Scores of residents used the public comment periods at the Imperial County Board of Supervisors’ March 3 meeting to press the board for clearer positions and stronger controls on a proposed hyperscale AI data center. Francisco Ladd told the board the project is “not a routine warehouse” and asked supervisors to support a temporary moratorium on new data centers, discretionary environmental review near homes, minimum setback distances from houses, schools and parks, and independent verification of developers’ claims about water use and electric demand.
Several speakers raised related concerns about local water, air quality and electric-system capacity. Rob J. Garcia described the project as a 3,300-megawatt facility and asked the board to require zoning changes so data centers would be subject to case-by-case discretionary review rather than ministerial approval. Bridal Burton said Imperial County lacks “ample water and power” and urged the board to vet the developer’s background and financing. Gary Matalski linked fiscal and governance concerns to the county’s bond rating downgrade and called for timely audits.
Other commentators said the county had not provided sufficient public notice and information. Robert Powell criticized procedural changes at a prior meeting that he said limited non-agenda comments, and said county leaders should follow state planning law and maintain transparency. Sebastian Valencia and others asked for clearer outreach and more accessible information so residents can analyze environmental and economic claims themselves.
The board did not vote on or change any land-use rules at the meeting. Chairwoman Peggy Price acknowledged the intensity of public concern; earlier in the session the board had continued related planning hearings and staff said the applicant requested more time to revise its materials.
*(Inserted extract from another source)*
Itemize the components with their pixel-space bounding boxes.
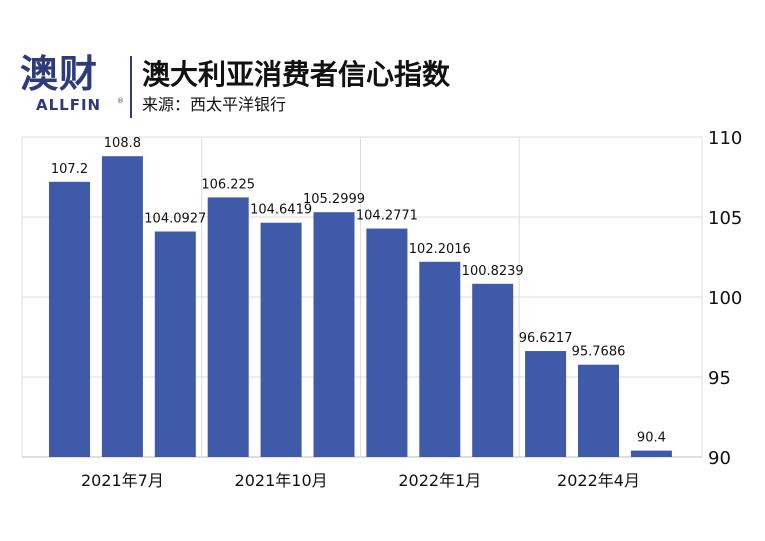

County staff also noted that notices and supplemental materials for planning matters are available through the planning department and that any future applications will undergo required procedural and environmental review processes.
What happens next: staff told the board the applicant will be renoticed and the matter will return to the board at a later date; residents asked the county to consider updates to zoning, enforceable developer commitments and transparent, independent review of technical claims.